Your friend's divorce is not YOUR divorce

Several years ago I started running for exercise.  Sometime in about 2005, I started having pains in my right side oftentimes when I was running.  I had some other friends tell me it was probably just "a stitch."  I talked with my doctor, and he was concerned it was a problem with my appendix.  I, however, am stubborn and decided to go with the suggestion that it was probably just "a stitch."  I liked my friend's diagnosis better.  It made me feel better about things and, if correct, it made my life easier.  What did that doctor know anyway?

It turns out, that doctor knew a lot.  A week later, I was laying in a hospital bed with a 3-4 inch cut in my side where my appendix used to be.  I had ignored my doctor (who I paid good money to) and my appendix had started to rupture.  My wife tells me I came close to dying during the operation.  You are probably reading this and thinking I was pretty foolish to listen to my friend.  You are right.  Remember that thought if you ever hire an attorney.

I cannot tell you the number of times I have had clients relate a story about a friend, relative or friend of a friend who had a different result than what was ruled on in the client's case.  Does it happen?  Yes.  Do you know why?  Because every case is different.  The facts are different.  The parties are different.  The lawyers are often different.  The judge is different.  The judge's mood is different (judges are human after all).

Even the law may be different.  Between July 2010 through January 2013, Kentucky debated and radically changed the procedural rules that apply to family law cases twice.  That is not counting the weekly updates and interpretations made to the laws by the court of appeals and supreme court.

Add into this chaotic stew the fact that it is human nature to skew facts in a light that most favors the person telling the story.  Couple this with the confusion that can result from simply retelling a story (remember the old childhood game of telephone?).  You can quickly see how things may shape up quite differently in your case than the story you have been told about your aunt's nephew's sister-in-law's best friend's divorce.

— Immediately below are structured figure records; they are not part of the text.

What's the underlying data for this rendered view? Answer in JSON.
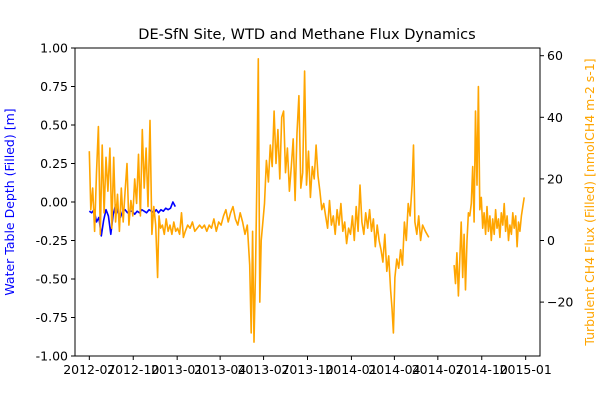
{
  "chart_data": {
    "type": "line",
    "title": "DE-SfN Site, WTD and Methane Flux Dynamics",
    "xlabel": "",
    "y_left_label": "Water Table Depth (Filled) [m]",
    "y_right_label": "Turbulent CH4 Flux (Filled) [nmolCH4 m-2 s-1]",
    "x_range": [
      "2012-06-01",
      "2015-01-31"
    ],
    "x_ticks": [
      "2012-07",
      "2012-10",
      "2013-01",
      "2013-04",
      "2013-07",
      "2013-10",
      "2014-01",
      "2014-04",
      "2014-07",
      "2014-10",
      "2015-01"
    ],
    "y_left_lim": [
      -1.0,
      1.0
    ],
    "y_left_ticks": [
      -1.0,
      -0.75,
      -0.5,
      -0.25,
      0.0,
      0.25,
      0.5,
      0.75,
      1.0
    ],
    "y_right_lim": [
      -37.5,
      62.5
    ],
    "y_right_ticks": [
      -20,
      0,
      20,
      40,
      60
    ],
    "grid": false,
    "colors": {
      "left_axis": "#0000ff",
      "right_axis": "#ffa500"
    },
    "series": [
      {
        "axis": "left",
        "color": "#0000ff",
        "points": [
          [
            "2012-07-01",
            -0.06
          ],
          [
            "2012-07-06",
            -0.07
          ],
          [
            "2012-07-11",
            -0.05
          ],
          [
            "2012-07-16",
            -0.13
          ],
          [
            "2012-07-21",
            -0.1
          ],
          [
            "2012-07-26",
            -0.22
          ],
          [
            "2012-07-31",
            -0.12
          ],
          [
            "2012-08-05",
            -0.05
          ],
          [
            "2012-08-10",
            -0.09
          ],
          [
            "2012-08-15",
            -0.21
          ],
          [
            "2012-08-20",
            -0.08
          ],
          [
            "2012-08-25",
            -0.02
          ],
          [
            "2012-08-30",
            -0.07
          ],
          [
            "2012-09-04",
            -0.1
          ],
          [
            "2012-09-09",
            -0.06
          ],
          [
            "2012-09-14",
            -0.05
          ],
          [
            "2012-09-19",
            -0.07
          ],
          [
            "2012-09-24",
            -0.06
          ],
          [
            "2012-09-29",
            -0.06
          ],
          [
            "2012-10-04",
            -0.08
          ],
          [
            "2012-10-09",
            -0.06
          ],
          [
            "2012-10-14",
            -0.07
          ],
          [
            "2012-10-19",
            -0.05
          ],
          [
            "2012-10-24",
            -0.06
          ],
          [
            "2012-10-29",
            -0.07
          ],
          [
            "2012-11-03",
            -0.05
          ],
          [
            "2012-11-08",
            -0.06
          ],
          [
            "2012-11-13",
            -0.07
          ],
          [
            "2012-11-18",
            -0.05
          ],
          [
            "2012-11-23",
            -0.07
          ],
          [
            "2012-11-28",
            -0.05
          ],
          [
            "2012-12-03",
            -0.06
          ],
          [
            "2012-12-08",
            -0.04
          ],
          [
            "2012-12-13",
            -0.05
          ],
          [
            "2012-12-18",
            -0.04
          ],
          [
            "2012-12-23",
            0.0
          ],
          [
            "2012-12-28",
            -0.03
          ]
        ]
      },
      {
        "axis": "right",
        "color": "#ffa500",
        "points": [
          [
            "2012-07-01",
            29
          ],
          [
            "2012-07-04",
            10
          ],
          [
            "2012-07-08",
            17
          ],
          [
            "2012-07-12",
            3
          ],
          [
            "2012-07-16",
            22
          ],
          [
            "2012-07-20",
            37
          ],
          [
            "2012-07-24",
            2
          ],
          [
            "2012-07-28",
            31
          ],
          [
            "2012-08-01",
            9
          ],
          [
            "2012-08-05",
            27
          ],
          [
            "2012-08-09",
            16
          ],
          [
            "2012-08-13",
            30
          ],
          [
            "2012-08-17",
            4
          ],
          [
            "2012-08-21",
            27
          ],
          [
            "2012-08-25",
            6
          ],
          [
            "2012-08-29",
            15
          ],
          [
            "2012-09-02",
            3
          ],
          [
            "2012-09-06",
            17
          ],
          [
            "2012-09-10",
            6
          ],
          [
            "2012-09-14",
            16
          ],
          [
            "2012-09-18",
            25
          ],
          [
            "2012-09-22",
            5
          ],
          [
            "2012-09-26",
            13
          ],
          [
            "2012-09-30",
            8
          ],
          [
            "2012-10-04",
            20
          ],
          [
            "2012-10-08",
            12
          ],
          [
            "2012-10-12",
            28
          ],
          [
            "2012-10-16",
            8
          ],
          [
            "2012-10-20",
            36
          ],
          [
            "2012-10-24",
            17
          ],
          [
            "2012-10-28",
            30
          ],
          [
            "2012-11-01",
            11
          ],
          [
            "2012-11-05",
            39
          ],
          [
            "2012-11-09",
            2
          ],
          [
            "2012-11-13",
            11
          ],
          [
            "2012-11-17",
            5
          ],
          [
            "2012-11-21",
            -12
          ],
          [
            "2012-11-24",
            8
          ],
          [
            "2012-11-27",
            4
          ],
          [
            "2012-12-01",
            5
          ],
          [
            "2012-12-05",
            2
          ],
          [
            "2012-12-09",
            7
          ],
          [
            "2012-12-13",
            3
          ],
          [
            "2012-12-17",
            5
          ],
          [
            "2012-12-21",
            2
          ],
          [
            "2012-12-25",
            6
          ],
          [
            "2012-12-29",
            3
          ],
          [
            "2013-01-02",
            4
          ],
          [
            "2013-01-06",
            2
          ],
          [
            "2013-01-10",
            9
          ],
          [
            "2013-01-14",
            1
          ],
          [
            "2013-01-18",
            3
          ],
          [
            "2013-01-23",
            5
          ],
          [
            "2013-01-28",
            4
          ],
          [
            "2013-02-02",
            6
          ],
          [
            "2013-02-07",
            3
          ],
          [
            "2013-02-12",
            4
          ],
          [
            "2013-02-17",
            5
          ],
          [
            "2013-02-22",
            4
          ],
          [
            "2013-02-27",
            5
          ],
          [
            "2013-03-04",
            3
          ],
          [
            "2013-03-09",
            5
          ],
          [
            "2013-03-14",
            4
          ],
          [
            "2013-03-19",
            7
          ],
          [
            "2013-03-24",
            3
          ],
          [
            "2013-03-29",
            6
          ],
          [
            "2013-04-03",
            5
          ],
          [
            "2013-04-08",
            8
          ],
          [
            "2013-04-13",
            10
          ],
          [
            "2013-04-18",
            6
          ],
          [
            "2013-04-23",
            9
          ],
          [
            "2013-04-28",
            11
          ],
          [
            "2013-05-03",
            7
          ],
          [
            "2013-05-08",
            5
          ],
          [
            "2013-05-13",
            9
          ],
          [
            "2013-05-18",
            6
          ],
          [
            "2013-05-23",
            2
          ],
          [
            "2013-05-28",
            5
          ],
          [
            "2013-06-02",
            -8
          ],
          [
            "2013-06-05",
            -30
          ],
          [
            "2013-06-08",
            3
          ],
          [
            "2013-06-11",
            -33
          ],
          [
            "2013-06-14",
            -10
          ],
          [
            "2013-06-17",
            20
          ],
          [
            "2013-06-20",
            59
          ],
          [
            "2013-06-23",
            -20
          ],
          [
            "2013-06-26",
            0
          ],
          [
            "2013-06-29",
            5
          ],
          [
            "2013-07-03",
            12
          ],
          [
            "2013-07-07",
            26
          ],
          [
            "2013-07-11",
            19
          ],
          [
            "2013-07-15",
            31
          ],
          [
            "2013-07-19",
            24
          ],
          [
            "2013-07-23",
            42
          ],
          [
            "2013-07-27",
            25
          ],
          [
            "2013-07-31",
            36
          ],
          [
            "2013-08-04",
            20
          ],
          [
            "2013-08-08",
            40
          ],
          [
            "2013-08-12",
            42
          ],
          [
            "2013-08-16",
            22
          ],
          [
            "2013-08-20",
            30
          ],
          [
            "2013-08-24",
            16
          ],
          [
            "2013-08-28",
            24
          ],
          [
            "2013-09-01",
            33
          ],
          [
            "2013-09-05",
            13
          ],
          [
            "2013-09-09",
            35
          ],
          [
            "2013-09-13",
            47
          ],
          [
            "2013-09-17",
            17
          ],
          [
            "2013-09-21",
            22
          ],
          [
            "2013-09-25",
            55
          ],
          [
            "2013-09-29",
            18
          ],
          [
            "2013-10-03",
            29
          ],
          [
            "2013-10-07",
            14
          ],
          [
            "2013-10-11",
            24
          ],
          [
            "2013-10-15",
            20
          ],
          [
            "2013-10-19",
            31
          ],
          [
            "2013-10-23",
            21
          ],
          [
            "2013-10-27",
            16
          ],
          [
            "2013-10-31",
            10
          ],
          [
            "2013-11-04",
            12
          ],
          [
            "2013-11-08",
            8
          ],
          [
            "2013-11-12",
            4
          ],
          [
            "2013-11-16",
            13
          ],
          [
            "2013-11-20",
            5
          ],
          [
            "2013-11-24",
            8
          ],
          [
            "2013-11-28",
            2
          ],
          [
            "2013-12-02",
            10
          ],
          [
            "2013-12-06",
            5
          ],
          [
            "2013-12-10",
            12
          ],
          [
            "2013-12-14",
            3
          ],
          [
            "2013-12-18",
            6
          ],
          [
            "2013-12-22",
            -1
          ],
          [
            "2013-12-26",
            4
          ],
          [
            "2013-12-30",
            2
          ],
          [
            "2014-01-03",
            8
          ],
          [
            "2014-01-07",
            0
          ],
          [
            "2014-01-11",
            11
          ],
          [
            "2014-01-15",
            3
          ],
          [
            "2014-01-19",
            18
          ],
          [
            "2014-01-23",
            6
          ],
          [
            "2014-01-27",
            2
          ],
          [
            "2014-01-31",
            9
          ],
          [
            "2014-02-04",
            4
          ],
          [
            "2014-02-08",
            10
          ],
          [
            "2014-02-12",
            3
          ],
          [
            "2014-02-16",
            7
          ],
          [
            "2014-02-20",
            -2
          ],
          [
            "2014-02-24",
            5
          ],
          [
            "2014-02-28",
            0
          ],
          [
            "2014-03-04",
            -3
          ],
          [
            "2014-03-08",
            -7
          ],
          [
            "2014-03-12",
            2
          ],
          [
            "2014-03-16",
            -10
          ],
          [
            "2014-03-20",
            -5
          ],
          [
            "2014-03-24",
            -16
          ],
          [
            "2014-03-27",
            -22
          ],
          [
            "2014-03-30",
            -30
          ],
          [
            "2014-04-02",
            -12
          ],
          [
            "2014-04-06",
            -6
          ],
          [
            "2014-04-10",
            -9
          ],
          [
            "2014-04-14",
            -3
          ],
          [
            "2014-04-18",
            -8
          ],
          [
            "2014-04-22",
            6
          ],
          [
            "2014-04-26",
            0
          ],
          [
            "2014-04-30",
            12
          ],
          [
            "2014-05-04",
            8
          ],
          [
            "2014-05-08",
            18
          ],
          [
            "2014-05-11",
            31
          ],
          [
            "2014-05-14",
            6
          ],
          [
            "2014-05-18",
            2
          ],
          [
            "2014-05-22",
            8
          ],
          [
            "2014-05-26",
            0
          ],
          [
            "2014-05-30",
            5
          ],
          [
            "2014-06-05",
            3
          ],
          [
            "2014-06-12",
            1
          ],
          null,
          [
            "2014-08-04",
            -8
          ],
          [
            "2014-08-07",
            -14
          ],
          [
            "2014-08-10",
            -4
          ],
          [
            "2014-08-13",
            -18
          ],
          [
            "2014-08-16",
            -6
          ],
          [
            "2014-08-19",
            6
          ],
          [
            "2014-08-22",
            -12
          ],
          [
            "2014-08-25",
            2
          ],
          [
            "2014-08-28",
            -16
          ],
          [
            "2014-08-31",
            0
          ],
          [
            "2014-09-03",
            9
          ],
          [
            "2014-09-06",
            8
          ],
          [
            "2014-09-09",
            12
          ],
          [
            "2014-09-12",
            24
          ],
          [
            "2014-09-15",
            6
          ],
          [
            "2014-09-18",
            42
          ],
          [
            "2014-09-21",
            18
          ],
          [
            "2014-09-24",
            50
          ],
          [
            "2014-09-27",
            10
          ],
          [
            "2014-09-30",
            14
          ],
          [
            "2014-10-03",
            4
          ],
          [
            "2014-10-06",
            9
          ],
          [
            "2014-10-09",
            2
          ],
          [
            "2014-10-12",
            11
          ],
          [
            "2014-10-15",
            3
          ],
          [
            "2014-10-18",
            8
          ],
          [
            "2014-10-21",
            0
          ],
          [
            "2014-10-24",
            7
          ],
          [
            "2014-10-27",
            2
          ],
          [
            "2014-10-30",
            10
          ],
          [
            "2014-11-02",
            4
          ],
          [
            "2014-11-05",
            7
          ],
          [
            "2014-11-08",
            1
          ],
          [
            "2014-11-11",
            9
          ],
          [
            "2014-11-14",
            5
          ],
          [
            "2014-11-17",
            12
          ],
          [
            "2014-11-20",
            3
          ],
          [
            "2014-11-23",
            8
          ],
          [
            "2014-11-26",
            0
          ],
          [
            "2014-11-29",
            5
          ],
          [
            "2014-12-02",
            2
          ],
          [
            "2014-12-05",
            9
          ],
          [
            "2014-12-08",
            4
          ],
          [
            "2014-12-11",
            8
          ],
          [
            "2014-12-14",
            -2
          ],
          [
            "2014-12-17",
            6
          ],
          [
            "2014-12-20",
            3
          ],
          [
            "2014-12-23",
            8
          ],
          [
            "2014-12-26",
            11
          ],
          [
            "2014-12-29",
            14
          ]
        ]
      }
    ]
  }
}
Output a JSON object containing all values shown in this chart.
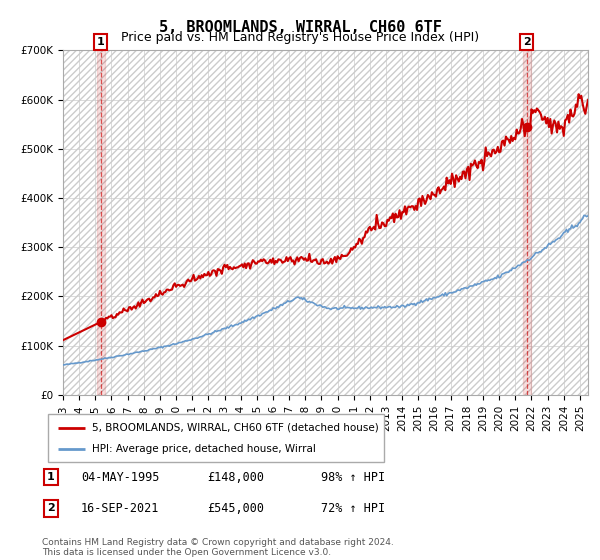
{
  "title": "5, BROOMLANDS, WIRRAL, CH60 6TF",
  "subtitle": "Price paid vs. HM Land Registry's House Price Index (HPI)",
  "ylim": [
    0,
    700000
  ],
  "yticks": [
    0,
    100000,
    200000,
    300000,
    400000,
    500000,
    600000,
    700000
  ],
  "ytick_labels": [
    "£0",
    "£100K",
    "£200K",
    "£300K",
    "£400K",
    "£500K",
    "£600K",
    "£700K"
  ],
  "xlim_start": 1993.0,
  "xlim_end": 2025.5,
  "sale1_x": 1995.34,
  "sale1_y": 148000,
  "sale2_x": 2021.71,
  "sale2_y": 545000,
  "hpi_color": "#6699cc",
  "price_color": "#cc0000",
  "sale_dot_color": "#cc0000",
  "grid_color": "#cccccc",
  "legend_entry1": "5, BROOMLANDS, WIRRAL, CH60 6TF (detached house)",
  "legend_entry2": "HPI: Average price, detached house, Wirral",
  "table_row1": [
    "1",
    "04-MAY-1995",
    "£148,000",
    "98% ↑ HPI"
  ],
  "table_row2": [
    "2",
    "16-SEP-2021",
    "£545,000",
    "72% ↑ HPI"
  ],
  "footnote": "Contains HM Land Registry data © Crown copyright and database right 2024.\nThis data is licensed under the Open Government Licence v3.0.",
  "title_fontsize": 11,
  "subtitle_fontsize": 9,
  "tick_fontsize": 7.5
}
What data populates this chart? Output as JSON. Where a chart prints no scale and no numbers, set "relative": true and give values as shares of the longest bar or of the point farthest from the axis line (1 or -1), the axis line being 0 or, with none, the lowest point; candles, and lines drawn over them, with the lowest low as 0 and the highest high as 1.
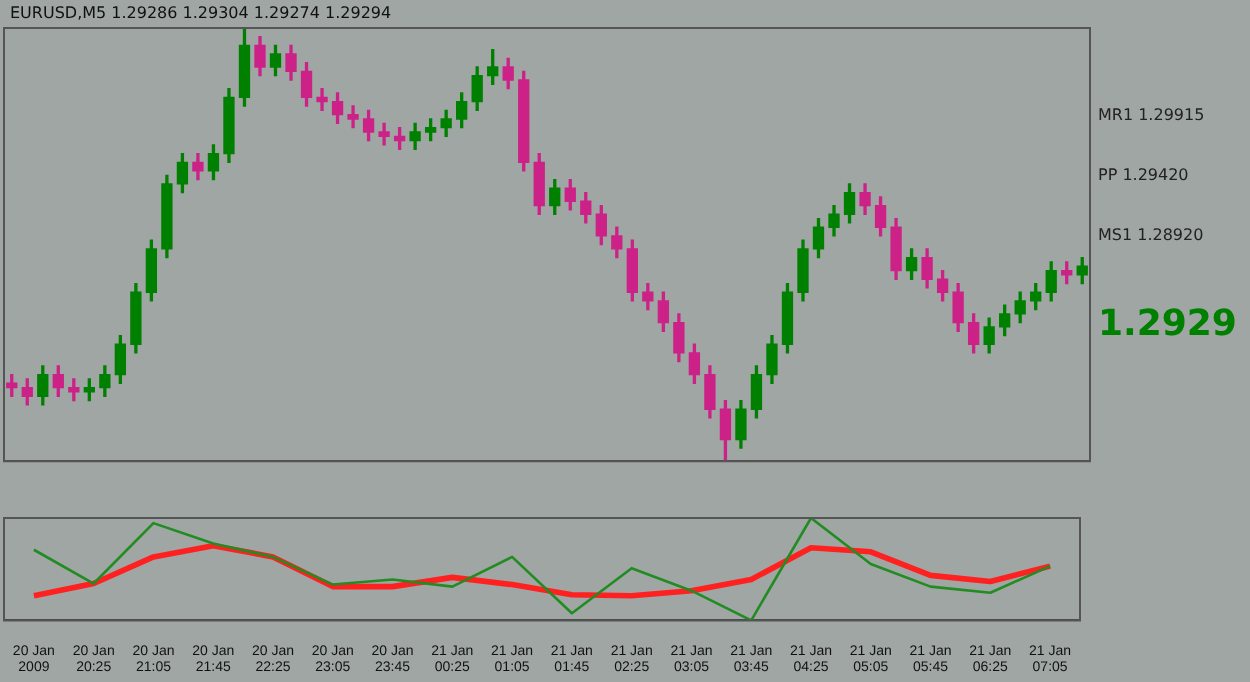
{
  "chart_data": [
    {
      "type": "candlestick",
      "title": "EURUSD,M5 1.29286 1.29304 1.29274 1.29294",
      "relative": true,
      "annotations": [
        "MR1 1.29915",
        "PP 1.29420",
        "MS1 1.28920",
        "1.2929"
      ],
      "categories": [
        null,
        null,
        null,
        null,
        null,
        null,
        null,
        null,
        null,
        null,
        null,
        null,
        null,
        null,
        null,
        null,
        null,
        null,
        null,
        null,
        null,
        null,
        null,
        null,
        null,
        null,
        null,
        null,
        null,
        null,
        null,
        null,
        null,
        null,
        null,
        null,
        null,
        null,
        null,
        null,
        null,
        null,
        null,
        null,
        null,
        null,
        null,
        null,
        null,
        null,
        null,
        null,
        null,
        null,
        null,
        null,
        null,
        null,
        null,
        null,
        null,
        null,
        null,
        null,
        null,
        null,
        null,
        null,
        null,
        null
      ],
      "ohlc": [
        [
          0.18,
          0.2,
          0.15,
          0.17
        ],
        [
          0.17,
          0.19,
          0.13,
          0.15
        ],
        [
          0.15,
          0.22,
          0.13,
          0.2
        ],
        [
          0.2,
          0.22,
          0.15,
          0.17
        ],
        [
          0.17,
          0.19,
          0.14,
          0.16
        ],
        [
          0.16,
          0.19,
          0.14,
          0.17
        ],
        [
          0.17,
          0.22,
          0.15,
          0.2
        ],
        [
          0.2,
          0.29,
          0.18,
          0.27
        ],
        [
          0.27,
          0.41,
          0.25,
          0.39
        ],
        [
          0.39,
          0.51,
          0.37,
          0.49
        ],
        [
          0.49,
          0.66,
          0.47,
          0.64
        ],
        [
          0.64,
          0.71,
          0.62,
          0.69
        ],
        [
          0.69,
          0.71,
          0.65,
          0.67
        ],
        [
          0.67,
          0.73,
          0.65,
          0.71
        ],
        [
          0.71,
          0.86,
          0.69,
          0.84
        ],
        [
          0.84,
          1,
          0.82,
          0.96
        ],
        [
          0.96,
          0.98,
          0.89,
          0.91
        ],
        [
          0.91,
          0.96,
          0.89,
          0.94
        ],
        [
          0.94,
          0.96,
          0.88,
          0.9
        ],
        [
          0.9,
          0.92,
          0.82,
          0.84
        ],
        [
          0.84,
          0.86,
          0.81,
          0.83
        ],
        [
          0.83,
          0.85,
          0.78,
          0.8
        ],
        [
          0.8,
          0.82,
          0.77,
          0.79
        ],
        [
          0.79,
          0.81,
          0.74,
          0.76
        ],
        [
          0.76,
          0.78,
          0.73,
          0.75
        ],
        [
          0.75,
          0.77,
          0.72,
          0.74
        ],
        [
          0.74,
          0.78,
          0.72,
          0.76
        ],
        [
          0.76,
          0.79,
          0.74,
          0.77
        ],
        [
          0.77,
          0.81,
          0.75,
          0.79
        ],
        [
          0.79,
          0.85,
          0.77,
          0.83
        ],
        [
          0.83,
          0.91,
          0.81,
          0.89
        ],
        [
          0.89,
          0.95,
          0.87,
          0.91
        ],
        [
          0.91,
          0.93,
          0.86,
          0.88
        ],
        [
          0.88,
          0.9,
          0.67,
          0.69
        ],
        [
          0.69,
          0.71,
          0.57,
          0.59
        ],
        [
          0.59,
          0.65,
          0.57,
          0.63
        ],
        [
          0.63,
          0.65,
          0.58,
          0.6
        ],
        [
          0.6,
          0.62,
          0.55,
          0.57
        ],
        [
          0.57,
          0.59,
          0.5,
          0.52
        ],
        [
          0.52,
          0.54,
          0.47,
          0.49
        ],
        [
          0.49,
          0.51,
          0.37,
          0.39
        ],
        [
          0.39,
          0.41,
          0.35,
          0.37
        ],
        [
          0.37,
          0.39,
          0.3,
          0.32
        ],
        [
          0.32,
          0.34,
          0.23,
          0.25
        ],
        [
          0.25,
          0.27,
          0.18,
          0.2
        ],
        [
          0.2,
          0.22,
          0.1,
          0.12
        ],
        [
          0.12,
          0.14,
          0,
          0.05
        ],
        [
          0.05,
          0.14,
          0.03,
          0.12
        ],
        [
          0.12,
          0.22,
          0.1,
          0.2
        ],
        [
          0.2,
          0.29,
          0.18,
          0.27
        ],
        [
          0.27,
          0.41,
          0.25,
          0.39
        ],
        [
          0.39,
          0.51,
          0.37,
          0.49
        ],
        [
          0.49,
          0.56,
          0.47,
          0.54
        ],
        [
          0.54,
          0.59,
          0.52,
          0.57
        ],
        [
          0.57,
          0.64,
          0.55,
          0.62
        ],
        [
          0.62,
          0.64,
          0.57,
          0.59
        ],
        [
          0.59,
          0.61,
          0.52,
          0.54
        ],
        [
          0.54,
          0.56,
          0.42,
          0.44
        ],
        [
          0.44,
          0.49,
          0.42,
          0.47
        ],
        [
          0.47,
          0.49,
          0.4,
          0.42
        ],
        [
          0.42,
          0.44,
          0.37,
          0.39
        ],
        [
          0.39,
          0.41,
          0.3,
          0.32
        ],
        [
          0.32,
          0.34,
          0.25,
          0.27
        ],
        [
          0.27,
          0.33,
          0.25,
          0.31
        ],
        [
          0.31,
          0.36,
          0.29,
          0.34
        ],
        [
          0.34,
          0.39,
          0.32,
          0.37
        ],
        [
          0.37,
          0.41,
          0.35,
          0.39
        ],
        [
          0.39,
          0.46,
          0.37,
          0.44
        ],
        [
          0.44,
          0.46,
          0.41,
          0.43
        ],
        [
          0.43,
          0.47,
          0.41,
          0.45
        ]
      ],
      "colors": [
        "#cc2288",
        "#cc2288",
        "#008000",
        "#cc2288",
        "#cc2288",
        "#008000",
        "#008000",
        "#008000",
        "#008000",
        "#008000",
        "#008000",
        "#008000",
        "#cc2288",
        "#008000",
        "#008000",
        "#008000",
        "#cc2288",
        "#008000",
        "#cc2288",
        "#cc2288",
        "#cc2288",
        "#cc2288",
        "#cc2288",
        "#cc2288",
        "#cc2288",
        "#cc2288",
        "#008000",
        "#008000",
        "#008000",
        "#008000",
        "#008000",
        "#008000",
        "#cc2288",
        "#cc2288",
        "#cc2288",
        "#008000",
        "#cc2288",
        "#cc2288",
        "#cc2288",
        "#cc2288",
        "#cc2288",
        "#cc2288",
        "#cc2288",
        "#cc2288",
        "#cc2288",
        "#cc2288",
        "#cc2288",
        "#008000",
        "#008000",
        "#008000",
        "#008000",
        "#008000",
        "#008000",
        "#008000",
        "#008000",
        "#cc2288",
        "#cc2288",
        "#cc2288",
        "#008000",
        "#cc2288",
        "#cc2288",
        "#cc2288",
        "#cc2288",
        "#008000",
        "#008000",
        "#008000",
        "#008000",
        "#008000",
        "#cc2288",
        "#008000"
      ]
    },
    {
      "type": "line",
      "relative": true,
      "categories": [
        "20 Jan 2009",
        "20 Jan 20:25",
        "20 Jan 21:05",
        "20 Jan 21:45",
        "20 Jan 22:25",
        "20 Jan 23:05",
        "20 Jan 23:45",
        "21 Jan 00:25",
        "21 Jan 01:05",
        "21 Jan 01:45",
        "21 Jan 02:25",
        "21 Jan 03:05",
        "21 Jan 03:45",
        "21 Jan 04:25",
        "21 Jan 05:05",
        "21 Jan 05:45",
        "21 Jan 06:25",
        "21 Jan 07:05"
      ],
      "series": [
        {
          "color": "#228b22",
          "values": [
            0.69,
            0.36,
            0.95,
            0.75,
            0.62,
            0.35,
            0.4,
            0.33,
            0.62,
            0.07,
            0.51,
            0.29,
            0,
            1,
            0.55,
            0.33,
            0.27,
            0.53
          ]
        },
        {
          "color": "#ff2020",
          "values": [
            0.24,
            0.36,
            0.62,
            0.73,
            0.62,
            0.33,
            0.33,
            0.42,
            0.35,
            0.25,
            0.24,
            0.29,
            0.4,
            0.71,
            0.67,
            0.44,
            0.38,
            0.53
          ]
        }
      ]
    }
  ]
}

Here is a fact you can rely on.  If you have hired an attorney to represent you in your case, hopefully you did it after researching the attorney, meeting with the attorney and developing a sense of trust in that attorney's abilities.  Presumably, you are paying that attorney for his/her advice.  You should listen to it.  If you do not trust what your attorney is telling you because you have a non-attorney friend who is telling you something different, perhaps you do not trust your attorney as much as you should or as much as you thought you did.